A Workshop with a View

Author
Aaron M. King

At the top of the cliffs overlooking Scorpion Harbor, a distinctly out-of-place deposit of chert lies spread out around a mound of small boulders. While the boulders of the mound were certainly of the same geologic origin as the surrounding landscape, the chert was not.

Chert forms when siliceous sandstone dissolves and recrystallizes. The bedrock of the area where these photos were taken is not siliceous. The nearest deposit of sandstone that could possibly have been the origin of the chert is nearly a half mile away on the trail leading up to the cliffs.

So we wondered, "how did it get here? " We knew that chert was used by many native peoples for tools and weapons, so it was not hard to imagine that this might have been a tool-making site.

Amidst the chips and flakes of chert we found several pieces that appeared to have been manipulated by human intent, and one large piece that seemed particularly modified. When shown the picture of the chert flake below, Brian Barbier, a student of anthropology and expert in Native American tool-making processes, agreed with our guess that we had found a tool-making site:

chert

"The repetitive edge flaking at the top, the hatchure lines on the large face (radiating fissure lines that point to the place of impact when that flake removal occured), and the bulb of percussion are the characteristics I am seeing in this view... I would bet it is an artifact. Especially since the Chumash used a ton of chert. If it's not down in an alluvial/colluvial deposit, then it's much more likely human transported, and thus, those probably are worked flake removals."

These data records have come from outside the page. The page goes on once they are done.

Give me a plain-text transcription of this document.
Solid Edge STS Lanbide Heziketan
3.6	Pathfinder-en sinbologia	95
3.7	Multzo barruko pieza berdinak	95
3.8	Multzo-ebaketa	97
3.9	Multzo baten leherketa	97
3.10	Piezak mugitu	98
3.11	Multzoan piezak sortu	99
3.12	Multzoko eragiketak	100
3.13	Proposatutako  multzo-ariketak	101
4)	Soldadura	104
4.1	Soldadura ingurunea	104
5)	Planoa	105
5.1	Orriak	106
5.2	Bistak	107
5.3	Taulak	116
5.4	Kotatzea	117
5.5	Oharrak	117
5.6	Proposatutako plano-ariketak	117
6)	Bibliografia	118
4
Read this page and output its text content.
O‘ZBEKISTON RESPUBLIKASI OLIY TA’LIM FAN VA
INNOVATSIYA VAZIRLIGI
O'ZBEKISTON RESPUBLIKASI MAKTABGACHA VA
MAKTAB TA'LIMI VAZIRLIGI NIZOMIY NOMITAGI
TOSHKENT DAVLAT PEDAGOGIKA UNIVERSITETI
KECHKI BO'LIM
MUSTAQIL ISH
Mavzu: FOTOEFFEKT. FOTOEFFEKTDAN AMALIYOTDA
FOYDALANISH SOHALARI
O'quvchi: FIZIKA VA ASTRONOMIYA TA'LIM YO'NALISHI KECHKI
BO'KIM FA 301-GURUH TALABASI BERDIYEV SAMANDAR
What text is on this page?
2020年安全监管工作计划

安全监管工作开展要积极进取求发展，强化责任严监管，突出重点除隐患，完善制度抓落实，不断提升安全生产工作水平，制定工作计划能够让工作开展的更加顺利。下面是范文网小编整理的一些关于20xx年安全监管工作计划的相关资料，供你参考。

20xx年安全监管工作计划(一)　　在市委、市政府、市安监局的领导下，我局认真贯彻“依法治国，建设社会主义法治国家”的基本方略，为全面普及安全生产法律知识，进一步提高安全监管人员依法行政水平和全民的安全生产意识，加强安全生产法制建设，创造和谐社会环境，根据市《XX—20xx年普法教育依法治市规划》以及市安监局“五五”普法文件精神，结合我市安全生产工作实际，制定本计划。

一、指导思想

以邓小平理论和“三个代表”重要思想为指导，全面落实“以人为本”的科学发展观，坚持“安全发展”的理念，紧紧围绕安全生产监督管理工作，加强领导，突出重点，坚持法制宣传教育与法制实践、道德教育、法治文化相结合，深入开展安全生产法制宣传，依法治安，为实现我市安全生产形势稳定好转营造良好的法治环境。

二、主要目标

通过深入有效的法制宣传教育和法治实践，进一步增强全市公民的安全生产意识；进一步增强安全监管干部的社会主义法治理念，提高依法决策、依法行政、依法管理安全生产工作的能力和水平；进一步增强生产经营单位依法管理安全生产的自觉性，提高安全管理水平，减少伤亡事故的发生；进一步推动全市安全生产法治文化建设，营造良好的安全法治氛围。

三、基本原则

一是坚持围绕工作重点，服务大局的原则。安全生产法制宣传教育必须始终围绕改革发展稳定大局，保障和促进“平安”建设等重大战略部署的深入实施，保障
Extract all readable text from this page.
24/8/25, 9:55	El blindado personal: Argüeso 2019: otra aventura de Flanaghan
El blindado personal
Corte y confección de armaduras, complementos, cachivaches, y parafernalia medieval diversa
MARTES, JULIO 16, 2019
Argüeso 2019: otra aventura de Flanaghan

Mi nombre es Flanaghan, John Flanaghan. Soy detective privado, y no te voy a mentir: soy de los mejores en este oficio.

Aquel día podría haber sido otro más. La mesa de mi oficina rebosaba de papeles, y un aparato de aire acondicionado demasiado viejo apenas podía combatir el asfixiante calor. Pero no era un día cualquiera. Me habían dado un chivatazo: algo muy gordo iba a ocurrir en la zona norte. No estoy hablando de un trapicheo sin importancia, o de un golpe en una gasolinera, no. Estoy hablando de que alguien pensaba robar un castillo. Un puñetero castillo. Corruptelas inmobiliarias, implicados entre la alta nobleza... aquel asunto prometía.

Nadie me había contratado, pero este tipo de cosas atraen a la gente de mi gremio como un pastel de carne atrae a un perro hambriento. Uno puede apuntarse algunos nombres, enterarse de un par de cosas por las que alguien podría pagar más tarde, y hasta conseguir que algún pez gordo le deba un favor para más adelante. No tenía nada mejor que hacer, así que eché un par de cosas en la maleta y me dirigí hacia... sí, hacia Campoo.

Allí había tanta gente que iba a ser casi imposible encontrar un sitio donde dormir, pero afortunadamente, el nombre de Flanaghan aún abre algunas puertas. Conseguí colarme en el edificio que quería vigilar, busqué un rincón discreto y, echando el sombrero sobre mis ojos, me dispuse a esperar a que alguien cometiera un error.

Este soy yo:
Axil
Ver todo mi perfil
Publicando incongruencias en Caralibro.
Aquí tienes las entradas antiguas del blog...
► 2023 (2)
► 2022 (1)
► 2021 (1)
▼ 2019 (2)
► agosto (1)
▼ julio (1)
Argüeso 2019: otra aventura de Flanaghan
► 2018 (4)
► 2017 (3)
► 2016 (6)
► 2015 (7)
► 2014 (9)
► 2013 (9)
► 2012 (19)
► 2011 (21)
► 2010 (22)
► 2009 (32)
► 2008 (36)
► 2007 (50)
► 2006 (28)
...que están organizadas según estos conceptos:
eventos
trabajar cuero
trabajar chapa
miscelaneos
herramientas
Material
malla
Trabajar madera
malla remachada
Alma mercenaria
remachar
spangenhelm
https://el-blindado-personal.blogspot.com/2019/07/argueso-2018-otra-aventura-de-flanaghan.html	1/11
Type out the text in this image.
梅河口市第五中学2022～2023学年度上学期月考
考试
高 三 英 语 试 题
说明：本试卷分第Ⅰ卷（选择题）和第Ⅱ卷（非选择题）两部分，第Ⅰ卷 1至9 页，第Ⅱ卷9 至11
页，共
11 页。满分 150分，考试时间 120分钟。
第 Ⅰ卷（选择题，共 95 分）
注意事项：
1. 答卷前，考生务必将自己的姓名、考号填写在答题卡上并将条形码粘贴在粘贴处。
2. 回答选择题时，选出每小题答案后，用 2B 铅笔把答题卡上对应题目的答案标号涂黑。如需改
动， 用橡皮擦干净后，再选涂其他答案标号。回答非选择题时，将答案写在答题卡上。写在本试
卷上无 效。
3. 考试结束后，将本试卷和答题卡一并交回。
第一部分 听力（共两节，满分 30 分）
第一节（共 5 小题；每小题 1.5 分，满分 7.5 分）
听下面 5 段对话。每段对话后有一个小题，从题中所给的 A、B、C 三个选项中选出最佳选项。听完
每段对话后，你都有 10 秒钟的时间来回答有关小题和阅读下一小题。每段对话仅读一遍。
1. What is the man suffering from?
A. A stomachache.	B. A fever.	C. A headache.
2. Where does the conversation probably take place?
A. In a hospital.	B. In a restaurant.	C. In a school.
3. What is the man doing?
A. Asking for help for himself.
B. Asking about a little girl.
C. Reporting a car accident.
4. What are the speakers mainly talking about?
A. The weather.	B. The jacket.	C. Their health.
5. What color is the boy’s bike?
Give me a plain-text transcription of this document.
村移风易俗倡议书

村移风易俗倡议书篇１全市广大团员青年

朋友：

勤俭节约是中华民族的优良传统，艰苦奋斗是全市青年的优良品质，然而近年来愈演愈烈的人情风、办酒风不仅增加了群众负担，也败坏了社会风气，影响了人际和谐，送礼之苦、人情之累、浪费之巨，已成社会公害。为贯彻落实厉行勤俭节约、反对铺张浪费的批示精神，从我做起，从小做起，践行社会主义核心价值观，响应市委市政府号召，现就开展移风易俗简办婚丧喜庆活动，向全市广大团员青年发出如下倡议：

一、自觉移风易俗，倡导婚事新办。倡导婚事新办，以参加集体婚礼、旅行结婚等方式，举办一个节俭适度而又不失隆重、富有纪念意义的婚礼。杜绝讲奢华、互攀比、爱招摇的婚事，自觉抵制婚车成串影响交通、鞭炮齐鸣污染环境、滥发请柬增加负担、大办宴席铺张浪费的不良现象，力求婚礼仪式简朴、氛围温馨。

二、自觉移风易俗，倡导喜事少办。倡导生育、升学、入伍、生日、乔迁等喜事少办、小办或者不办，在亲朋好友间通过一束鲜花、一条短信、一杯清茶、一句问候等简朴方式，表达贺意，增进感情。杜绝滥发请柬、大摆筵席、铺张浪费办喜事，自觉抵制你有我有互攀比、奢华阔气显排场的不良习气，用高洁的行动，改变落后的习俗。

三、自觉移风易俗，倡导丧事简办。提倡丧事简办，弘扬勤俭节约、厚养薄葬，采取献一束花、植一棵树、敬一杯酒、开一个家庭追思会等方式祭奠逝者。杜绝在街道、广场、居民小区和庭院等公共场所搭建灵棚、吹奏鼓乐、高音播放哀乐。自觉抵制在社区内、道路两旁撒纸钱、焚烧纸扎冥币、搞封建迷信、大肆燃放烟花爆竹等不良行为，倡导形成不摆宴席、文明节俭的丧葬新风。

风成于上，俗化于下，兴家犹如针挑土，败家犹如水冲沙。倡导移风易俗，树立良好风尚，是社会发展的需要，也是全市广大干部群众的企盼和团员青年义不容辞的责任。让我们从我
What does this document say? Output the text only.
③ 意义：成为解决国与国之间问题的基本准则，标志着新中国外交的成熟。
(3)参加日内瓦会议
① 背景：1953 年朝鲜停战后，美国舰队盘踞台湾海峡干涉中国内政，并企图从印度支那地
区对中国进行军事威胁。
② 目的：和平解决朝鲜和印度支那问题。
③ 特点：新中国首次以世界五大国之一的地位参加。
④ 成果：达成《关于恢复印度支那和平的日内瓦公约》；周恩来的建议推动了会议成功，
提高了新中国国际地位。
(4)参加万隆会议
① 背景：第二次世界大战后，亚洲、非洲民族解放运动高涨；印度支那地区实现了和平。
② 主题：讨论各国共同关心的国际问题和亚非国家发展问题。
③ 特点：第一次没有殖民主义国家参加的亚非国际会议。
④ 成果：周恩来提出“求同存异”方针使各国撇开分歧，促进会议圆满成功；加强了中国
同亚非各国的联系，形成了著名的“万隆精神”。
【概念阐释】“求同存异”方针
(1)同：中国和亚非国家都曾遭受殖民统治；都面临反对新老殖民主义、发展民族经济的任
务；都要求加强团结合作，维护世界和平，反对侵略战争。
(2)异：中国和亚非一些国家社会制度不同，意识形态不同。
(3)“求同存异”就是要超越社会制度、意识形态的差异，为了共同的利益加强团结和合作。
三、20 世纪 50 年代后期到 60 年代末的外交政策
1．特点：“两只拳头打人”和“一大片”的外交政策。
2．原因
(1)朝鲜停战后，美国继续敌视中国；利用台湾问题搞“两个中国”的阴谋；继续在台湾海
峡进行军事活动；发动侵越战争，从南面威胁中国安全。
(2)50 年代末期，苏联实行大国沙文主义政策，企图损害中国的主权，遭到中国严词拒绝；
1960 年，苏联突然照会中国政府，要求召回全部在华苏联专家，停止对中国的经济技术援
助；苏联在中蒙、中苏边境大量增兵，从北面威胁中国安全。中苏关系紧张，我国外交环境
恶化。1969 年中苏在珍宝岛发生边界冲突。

But if this was true, and the Chumash had been bringing their chert from other places to this one in order to work the stone into tools, why carry it so far to this particular place? Our guess is that the location provided another function. If a young Chumash were going to be sitting in one place for a long time, learning to knap chert and making tools, then he or she might as well be serving as a lookout as well. The cliff-top location of this workshop provides an ideal lookout position from which one can see for miles around the area of Scorpion Harbor, one of the few convenient places to land on the eastern end of the island. The mound of local rocks in the middle might have been a workstation, or a firepit for keeping warm. It is hard to say for sure if our conjecture is correct, but it is certainly plausible.

There is a profound feeling of connectedness when looking out over the sea in this place. Imagine the native person who might have stood here last and all the ancestors who might have stood there for 1000's of years before, working their tools, watching for returning fishermen or tradesmen from the mainland, and seeing the same untamed cliffs and waves.